< Isaiah 52 >
1 Awake, awake, put on your strength, Zion; put on your beautiful garments, Jerusalem, holy city; for never again will the uncircumcised or the unclean enter you.
Waak op, waak op, trek uw sterkte aan, o Sion! trek uw sierlijke klederen aan, o Jeruzalem, gij heilige stad? want in u zal voortaan geen onbesnedene noch onreine meer komen.
2 Shake yourself off from the dust; arise and sit, Jerusalem; take off the chain from your neck, captive, daughter of Zion.
Schud u uit het stof, maak u op, zit neder, o Jeruzalem! maak u los van de banden van uw hals, gij gevangene dochter van Sion!
3 For this is what Yahweh says, “You were sold for nothing, and you will be redeemed without money.”
Want zo zegt de HEERE; Gijlieden zijt om niet verkocht, gij zult ook zonder geld gelost worden.
4 For this is what the Lord Yahweh says, “In the beginning my people went down to live temporarily in Egypt; and Assyria has oppressed them for no good reason.
Want zo zegt de Heere HEERE: In vorige tijden trok Mijn volk af in Egypte, om als vreemdeling aldaar te verkeren; en Assur heeft hetzelve om niet onderdrukt.
5 Now what do I have here—this is Yahweh's declaration—seeing that my people are taken away for nothing? Those who rule over them mock—this is Yahweh's declaration—and my name is blasphemed continually all day long.
En nu, wat heb Ik hier te doen? spreekt de HEERE, dewijl Mijn volk om niet weggenomen is, en degenen die over hetzelve heersen, het doen huilen, spreekt de HEERE, en Mijn Naam geduriglijk den gansen dag gelasterd wordt;
6 Therefore my people will know my name; they will know in that day that I am the one who says, “Yes, it is I!”
Daarom zal Mijn volk, daarom zal het Mijn Naam in dien dag kennen, dat Ik het Zelf ben, Die spreekt: Zie, hier ben Ik.
7 How beautiful on the mountains are the feet of the messenger who brings good news, who announces peace, who bears good tidings, who announces salvation, who says to Zion, “Your God reigns!”
Hoe liefelijk zijn op de bergen de voeten desgenen, die het goede boodschapt, die den vrede doet horen; desgenen, die goede boodschap brengt van het goede, die heil doet horen; desgenen, die tot Sion zegt: Uw God is Koning.
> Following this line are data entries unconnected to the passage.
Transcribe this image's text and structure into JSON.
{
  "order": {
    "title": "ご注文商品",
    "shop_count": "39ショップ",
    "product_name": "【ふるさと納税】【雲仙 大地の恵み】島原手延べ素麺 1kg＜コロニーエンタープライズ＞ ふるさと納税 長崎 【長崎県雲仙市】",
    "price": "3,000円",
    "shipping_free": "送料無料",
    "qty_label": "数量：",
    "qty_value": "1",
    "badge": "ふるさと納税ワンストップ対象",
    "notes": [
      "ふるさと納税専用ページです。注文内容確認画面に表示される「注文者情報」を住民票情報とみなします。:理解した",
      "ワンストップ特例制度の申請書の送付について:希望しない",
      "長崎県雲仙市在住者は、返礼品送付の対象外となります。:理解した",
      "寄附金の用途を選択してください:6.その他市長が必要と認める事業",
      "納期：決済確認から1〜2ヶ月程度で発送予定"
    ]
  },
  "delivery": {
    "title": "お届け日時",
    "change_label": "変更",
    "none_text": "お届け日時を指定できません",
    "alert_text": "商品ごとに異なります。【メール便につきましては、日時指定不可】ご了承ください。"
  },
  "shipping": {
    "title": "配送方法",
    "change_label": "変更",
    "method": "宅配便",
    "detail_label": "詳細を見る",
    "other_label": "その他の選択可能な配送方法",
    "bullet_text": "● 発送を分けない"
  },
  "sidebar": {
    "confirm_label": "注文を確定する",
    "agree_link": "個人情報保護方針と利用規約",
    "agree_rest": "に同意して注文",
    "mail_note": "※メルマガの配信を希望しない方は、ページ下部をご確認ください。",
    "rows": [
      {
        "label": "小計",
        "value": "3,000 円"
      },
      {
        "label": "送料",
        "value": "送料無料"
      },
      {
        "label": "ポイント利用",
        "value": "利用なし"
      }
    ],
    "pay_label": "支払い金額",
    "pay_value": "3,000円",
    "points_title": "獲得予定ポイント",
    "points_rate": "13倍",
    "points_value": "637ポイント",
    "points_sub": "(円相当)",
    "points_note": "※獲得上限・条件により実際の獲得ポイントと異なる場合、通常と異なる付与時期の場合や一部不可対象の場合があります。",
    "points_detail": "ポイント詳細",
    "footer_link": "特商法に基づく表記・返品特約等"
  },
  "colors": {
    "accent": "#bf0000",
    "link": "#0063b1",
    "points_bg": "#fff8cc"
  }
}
8 Listen, your watchmen raise their voices, together they shout for joy, for they will see, every eye of theirs, Yahweh's return to Zion.
Er is een stem uwer wachters; zij verheffen de stem, zij juichen te zamen; want zij zullen oog aan oog zien, als de HEERE Sion wederbrengen zal.
9 Break out into joyful singing together, you ruins of Jerusalem; for Yahweh has comforted his people; he has redeemed Jerusalem.
Maakt een geschal, juicht te zamen, gij woeste plaatsen van Jeruzalem! want de HEERE heeft Zijn volk getroost, Hij heeft Jeruzalem verlost.
10 Yahweh has bared his holy arm in the sight of all the nations; all the earth will see the salvation of our God.
De HEERE heeft Zijn heiligen arm ontbloot voor de ogen aller heidenen; en al de einden der aarde zullen zien het heil onzes Gods.
11 Leave, leave, go out from there; touch nothing unclean; leave from her midst; purify yourselves, you who carry the vessels of Yahweh.
Vertrekt, vertrekt, gaat uit van daar, raakt het onreine niet aan; gaat uit het midden van hen, reinigt u, gij, die de vaten des HEEREN draagt!
12 For you will not go out in a rush, nor will you leave in a panic; for Yahweh will go before you; and the God of Israel will be your rearguard.
Want gijlieden zult niet met haast uitgaan, noch met der vlucht henengaan; want de HEERE zal voor ulieder aangezicht henentrekken, en de God van Israel zal uw achtertocht wezen.
13 Look, my servant will act wisely; he will be high and lifted up, and he will be exalted.
Ziet, Mijn Knecht zal verstandelijk handelen; Hij zal verhoogd en verheven, ja, zeer hoog worden.
14 As many were horrified at you— his appearance was so disfigured beyond that of any man, and his form no longer looked like anything human.
Gelijk als velen zich over u ontzet hebben, alzo verdorven was Zijn gelaat, meer dan van iemand, en Zijn gedaante, meer dan van andere mensenkinderen;
15 Even so, my servant will sprinkle many nations and kings will shut their mouths because of him. For that which they had not been told, they will see, and that which they had not heard, they will understand.
Alzo zal Hij vele heidenen besprengen, ja, de koningen zullen hun mond over Hem toehouden; want denwelken het niet verkondigd was, die zullen het zien, en welken het niet gehoord hebben, die zullen het verstaan.